The 1960s were a period of great growth for the museum. Under the leadership of G. Voss and F. Bayer, large unparalleled collections from Florida and throughout the tropical Atlantic were acquired. These include their 1961-63, NGS/NSF funded Florida reef ecology studies, and their 1963 - 1971, NGS/NSF funded Deep-sea Biology Program, during which RSMAS vessels sampled the fauna throughout the tropical Atlantic from surface waters to the greatest depths. Acquired collections during this period also include the 1961 Alfred C. Glassell, Jr/UM Argosy expedition to Ecuador, the 1966 -1967 biological survey for the proposed Panama Interoceanic Canal, the NPS funded ecological baseline study of the Biscayne National Monument, and the D. Steger mollusk collection, which contributed additional comprehensive collections from Ecuador, the Gulf of Panama, the Caribbean side of the Isthmus of Panama, and both coasts of Florida. During this time, the cephalopod collections also increased greatly in size and became worldwide in scope as a result of Voss’s NSF funded, 1958 - 1968 monographic studies of the cephalopods of the North Atlantic, and 1963-1967 Antarctic cephalopod studies. Additionally, the cephalopods taken during the International Indian Ocean expedition were received for identification, report, and processing.  

This period also saw increased use of the collections by national and international students. By 1973, 83 scientific papers had been published on the collections from the latter program alone (unpublished) and by 1985, the number of publications had grown to over 150. 

Notable acquisitions in the 1970s and 1980s included a large collection of mollusks from Central America and Northern South America made by the geologist/paleobiologist A. Olsson. Collections found at RSMAS during this time also include oil-company funded, pollution surveys in Puerto Rico and Aruba, and the 1981-1982, NOAA-funded baseline final survey of the Key Largo National Marine Sanctuary. Following the tragic passing of Gilbert Voss in 1989, Nancy Voss, whose specialty was cephalopods, became the curator of the museum. 

The 1990s to the present day has been a period of great research, academic and physical growth, and innovation for RSMAS. The former six research/academic divisions have been reorganized into five departments that include the new addition of undergraduate students, new degrees, enhanced collaboration with the National Oceanic and Atmospheric Administration, and a major new building, the Marine Technology and Life Sciences Seawater Complex.

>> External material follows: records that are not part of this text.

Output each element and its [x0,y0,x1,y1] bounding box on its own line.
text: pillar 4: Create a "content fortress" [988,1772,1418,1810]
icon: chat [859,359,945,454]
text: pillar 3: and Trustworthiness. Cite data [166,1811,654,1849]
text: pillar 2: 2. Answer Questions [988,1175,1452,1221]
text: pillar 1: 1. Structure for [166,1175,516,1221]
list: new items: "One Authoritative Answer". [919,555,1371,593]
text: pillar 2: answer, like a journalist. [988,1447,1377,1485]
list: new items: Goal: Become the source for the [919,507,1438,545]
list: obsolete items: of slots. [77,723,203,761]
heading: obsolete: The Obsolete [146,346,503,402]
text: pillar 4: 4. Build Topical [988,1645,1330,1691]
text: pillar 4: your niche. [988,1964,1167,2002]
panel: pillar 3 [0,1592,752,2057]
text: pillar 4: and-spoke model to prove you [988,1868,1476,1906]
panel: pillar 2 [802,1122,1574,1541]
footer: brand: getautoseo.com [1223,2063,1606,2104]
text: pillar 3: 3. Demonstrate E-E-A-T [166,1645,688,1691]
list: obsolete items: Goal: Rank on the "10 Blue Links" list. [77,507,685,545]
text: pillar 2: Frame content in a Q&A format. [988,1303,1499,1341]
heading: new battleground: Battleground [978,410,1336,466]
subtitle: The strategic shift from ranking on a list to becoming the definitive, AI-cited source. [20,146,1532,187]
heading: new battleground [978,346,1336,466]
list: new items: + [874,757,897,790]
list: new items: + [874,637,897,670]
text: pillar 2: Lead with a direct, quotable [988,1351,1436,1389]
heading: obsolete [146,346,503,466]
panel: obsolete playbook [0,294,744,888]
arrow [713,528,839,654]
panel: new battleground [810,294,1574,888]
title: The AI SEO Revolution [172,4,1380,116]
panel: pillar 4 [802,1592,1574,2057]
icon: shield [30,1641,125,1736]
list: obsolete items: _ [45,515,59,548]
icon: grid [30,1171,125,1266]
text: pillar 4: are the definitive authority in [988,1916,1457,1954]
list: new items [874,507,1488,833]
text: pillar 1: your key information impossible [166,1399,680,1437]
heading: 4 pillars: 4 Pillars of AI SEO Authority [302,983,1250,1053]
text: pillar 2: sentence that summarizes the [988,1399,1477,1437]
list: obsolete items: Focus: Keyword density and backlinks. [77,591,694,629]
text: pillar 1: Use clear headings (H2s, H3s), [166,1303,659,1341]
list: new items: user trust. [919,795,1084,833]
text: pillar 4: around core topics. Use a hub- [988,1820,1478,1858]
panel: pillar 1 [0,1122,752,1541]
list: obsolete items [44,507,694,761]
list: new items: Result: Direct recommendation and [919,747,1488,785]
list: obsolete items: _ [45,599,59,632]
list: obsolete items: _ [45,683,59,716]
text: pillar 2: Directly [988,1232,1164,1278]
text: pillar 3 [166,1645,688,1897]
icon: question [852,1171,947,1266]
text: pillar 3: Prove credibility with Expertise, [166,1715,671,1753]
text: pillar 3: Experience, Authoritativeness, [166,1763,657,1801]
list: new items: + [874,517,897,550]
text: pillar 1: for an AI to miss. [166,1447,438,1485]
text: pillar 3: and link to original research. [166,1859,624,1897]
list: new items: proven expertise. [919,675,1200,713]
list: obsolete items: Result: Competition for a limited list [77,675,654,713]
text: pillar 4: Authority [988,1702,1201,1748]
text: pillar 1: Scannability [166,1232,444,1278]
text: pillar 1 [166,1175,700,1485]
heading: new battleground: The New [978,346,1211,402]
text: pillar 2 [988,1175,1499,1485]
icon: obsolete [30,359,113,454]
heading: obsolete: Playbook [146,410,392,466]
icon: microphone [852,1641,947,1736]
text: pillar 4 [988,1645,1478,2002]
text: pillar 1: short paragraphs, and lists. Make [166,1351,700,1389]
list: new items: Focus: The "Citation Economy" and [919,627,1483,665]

The school excels in research funding, with nearly $70 million received annually from federal, state, and private foundations compared to ~ $17 million received in 1989 from the same foundations.  

Following the passing of Nancy Voss in 2020, Dr. Nikki Traylor-Knowles became the director of the collection. Alongside collection curator and manager Dr. Maria Criales, the principles and values of RSMAS founder F. G. Walton Smith, as well as former directors Nancy and Gilbert Voss, continue to be pursued today.